17 November 2009 ‘Kecepatan ideal tak akan pernah tercapai’

Lalu lintas download lebih dominan

Oleh Fita Indah Maulani
Bisnis Indonesia

Jakarta: Kecepatan layanan data baik melalui peranti modem ataupun ponsel oleh pelanggan tidak akan pernah mencapai angka yang dijanjikan operator, karena adanya sharing (pembagian) kapasitas.

Willy Lukas Kurniadi, Senior Account Manager PT Zte Indonesia, mengungkapkan operator menerapkan sistem sharing kapasitas kebeberapa pelanggan. Dia mencontohkan pembagian alokasi untuk 10 pelanggan di setiap BTS (base transceiver station) pada akses HSDPA (high speed downlink packet access) yang menjanjikan kecepatan 7,2 megabit per second (Mbps).

“Dengan benchmark 7,2 Mbps pun, kecepatan rata-rata yang bisa dinikmati pelanggan hanya 700 Kbps [kilobyte per second]. Bahkan kondisi nyatanya bisa hanya 78 Kbps,” ujarnya kepda Bisnis kemarin.

Dia menambahkan sebagian besar pengguna layanan data di Indonesia cenderung mengunduh (donwload) high speed packet access di bandingkan dengan (upload), sehingga operator lebih sering meningkatkan kecepatan download.

“Biasanya kecepatan download dinaikkan, tetapi pengakses tidak akan pernah bisa memperoleh kecepatan yang ditawarkan karena penggunaannya menggunakan sistem sharing,” tuturnya.

Dia menjelaskan handset baik berupa modem maupun ponsel di pasaran sudah ada yang bisa menerima kecepatan akses hingga 7,2 Mbps, tetapi penggunaannya menjadi tidak maksimal karena kecepatan dari jaringannya tidak sampai senilai itu untuk seluruh pemakai.

Kecuali, dalam satu waktu tersebut dan di cakupan BTS wilayah tersebut hanya ada satu orang pengakses. Kecepatan akses di Indonesia jarang ada yang mencapai 1 Mbps.

Sudah memadai
Perkembangan teknologi seperti HSPA+ (high speed packet access plus) yang digadang oleh dua operator besar, PT Telkomsel dan PT Indosat Tbk pun dinilai tidak bisa menghadirkan kecepatan akses download hingga 21 Mbps.

Kecepatan tersebut di pihak sentral operator, lagipula dengan kecepatan download sebesar 384 Kbps yang menjadi kecepatan tertinggi teknologi 3G sudah cukup cepat untuk browsing. Lambatnya akses baru terasa ketika download.

Willy menambahkan kecepatan download 2,8 Mbps pun sudah sangat cepat dan sudah sangat memadai bagi pelanggan.

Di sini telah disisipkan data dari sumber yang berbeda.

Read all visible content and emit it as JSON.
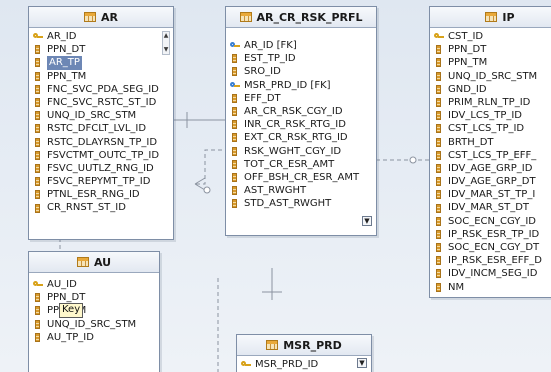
{
  "entities": {
    "ar": {
      "name": "AR",
      "columns": [
        {
          "label": "AR_ID",
          "kind": "pk"
        },
        {
          "label": "PPN_DT",
          "kind": "col"
        },
        {
          "label": "AR_TP",
          "kind": "col",
          "selected": true
        },
        {
          "label": "PPN_TM",
          "kind": "col"
        },
        {
          "label": "FNC_SVC_PDA_SEG_ID",
          "kind": "col"
        },
        {
          "label": "FNC_SVC_RSTC_ST_ID",
          "kind": "col"
        },
        {
          "label": "UNQ_ID_SRC_STM",
          "kind": "col"
        },
        {
          "label": "RSTC_DFCLT_LVL_ID",
          "kind": "col"
        },
        {
          "label": "RSTC_DLAYRSN_TP_ID",
          "kind": "col"
        },
        {
          "label": "FSVCTMT_OUTC_TP_ID",
          "kind": "col"
        },
        {
          "label": "FSVC_UUTLZ_RNG_ID",
          "kind": "col"
        },
        {
          "label": "FSVC_REPYMT_TP_ID",
          "kind": "col"
        },
        {
          "label": "PTNL_ESR_RNG_ID",
          "kind": "col"
        },
        {
          "label": "CR_RNST_ST_ID",
          "kind": "col"
        }
      ]
    },
    "ar_cr_rsk_prfl": {
      "name": "AR_CR_RSK_PRFL",
      "columns": [
        {
          "label": "AR_ID [FK]",
          "kind": "fk"
        },
        {
          "label": "EST_TP_ID",
          "kind": "col"
        },
        {
          "label": "SRO_ID",
          "kind": "col"
        },
        {
          "label": "MSR_PRD_ID [FK]",
          "kind": "fk"
        },
        {
          "label": "EFF_DT",
          "kind": "col"
        },
        {
          "label": "AR_CR_RSK_CGY_ID",
          "kind": "col"
        },
        {
          "label": "INR_CR_RSK_RTG_ID",
          "kind": "col"
        },
        {
          "label": "EXT_CR_RSK_RTG_ID",
          "kind": "col"
        },
        {
          "label": "RSK_WGHT_CGY_ID",
          "kind": "col"
        },
        {
          "label": "TOT_CR_ESR_AMT",
          "kind": "col"
        },
        {
          "label": "OFF_BSH_CR_ESR_AMT",
          "kind": "col"
        },
        {
          "label": "AST_RWGHT",
          "kind": "col"
        },
        {
          "label": "STD_AST_RWGHT",
          "kind": "col"
        }
      ]
    },
    "ip": {
      "name": "IP",
      "columns": [
        {
          "label": "CST_ID",
          "kind": "pk"
        },
        {
          "label": "PPN_DT",
          "kind": "col"
        },
        {
          "label": "PPN_TM",
          "kind": "col"
        },
        {
          "label": "UNQ_ID_SRC_STM",
          "kind": "col"
        },
        {
          "label": "GND_ID",
          "kind": "col"
        },
        {
          "label": "PRIM_RLN_TP_ID",
          "kind": "col"
        },
        {
          "label": "IDV_LCS_TP_ID",
          "kind": "col"
        },
        {
          "label": "CST_LCS_TP_ID",
          "kind": "col"
        },
        {
          "label": "BRTH_DT",
          "kind": "col"
        },
        {
          "label": "CST_LCS_TP_EFF_",
          "kind": "col"
        },
        {
          "label": "IDV_AGE_GRP_ID",
          "kind": "col"
        },
        {
          "label": "IDV_AGE_GRP_DT",
          "kind": "col"
        },
        {
          "label": "IDV_MAR_ST_TP_I",
          "kind": "col"
        },
        {
          "label": "IDV_MAR_ST_DT",
          "kind": "col"
        },
        {
          "label": "SOC_ECN_CGY_ID",
          "kind": "col"
        },
        {
          "label": "IP_RSK_ESR_TP_ID",
          "kind": "col"
        },
        {
          "label": "SOC_ECN_CGY_DT",
          "kind": "col"
        },
        {
          "label": "IP_RSK_ESR_EFF_D",
          "kind": "col"
        },
        {
          "label": "IDV_INCM_SEG_ID",
          "kind": "col"
        },
        {
          "label": "NM",
          "kind": "col"
        }
      ]
    },
    "au": {
      "name": "AU",
      "columns": [
        {
          "label": "AU_ID",
          "kind": "pk"
        },
        {
          "label": "PPN_DT",
          "kind": "col"
        },
        {
          "label": "PPN_TM",
          "kind": "col"
        },
        {
          "label": "UNQ_ID_SRC_STM",
          "kind": "col"
        },
        {
          "label": "AU_TP_ID",
          "kind": "col"
        }
      ],
      "tooltip": "Key"
    },
    "msr_prd": {
      "name": "MSR_PRD",
      "columns": [
        {
          "label": "MSR_PRD_ID",
          "kind": "pk"
        }
      ]
    }
  },
  "icons": {
    "table": "table-icon",
    "primary_key": "key-icon",
    "foreign_key": "foreign-key-icon",
    "column": "column-icon",
    "scroll_up": "scroll-up-arrow-icon",
    "scroll_down": "scroll-down-arrow-icon"
  },
  "colors": {
    "background": "#e3eaf3",
    "entity_border": "#7e8ea6",
    "selection": "#6d87b5",
    "connector": "#8b93a0"
  }
}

“Kecepatan itu tidak membedakan apakah dilakukan oleh handset [ponsel] HSDPA berfitur kecepatan 7,2 Mbps atau ponsel HSDPA 3,6 Mbps,” katanya.

Indonesia dinilai tetap memerlukan teknologi baru HSPA+, meskipun dalam kurun waktu 2-3 tahun mendatang teknologi LTE (long term evolution) sudah hadir di pasar.

Jaikishan Rajaraman, Senior Director of Services GSM Association (GSMA), mengatakan Indonesia tetap harus melakukan pembaruan teknologi saat ini, jangan menunggu suatu teknologi yang belum dipastikan dan masih belum menjangkau nilai keekonomian.

“Harga peranti lunak atau modul HSPA juga terus mengalami penurunan didorong oleh tingginya permintaan pasar dunia dan banyak vendor penyedia. Dalam 18 bulan ke depan bisa turun hingga US$35 per modul dari sekarang sekitar US$70 per modul,” ujarnya baru-baru ini.

Operator seluler 3G di Indonesia dinilai oleh asosiasi GSMA tidak perlu mengeluarkan investasi yang terlalu mahal saat meningkatkan kecepatan akses jaringannya menjadi 21 Mbps dengan teknologi HSPA+.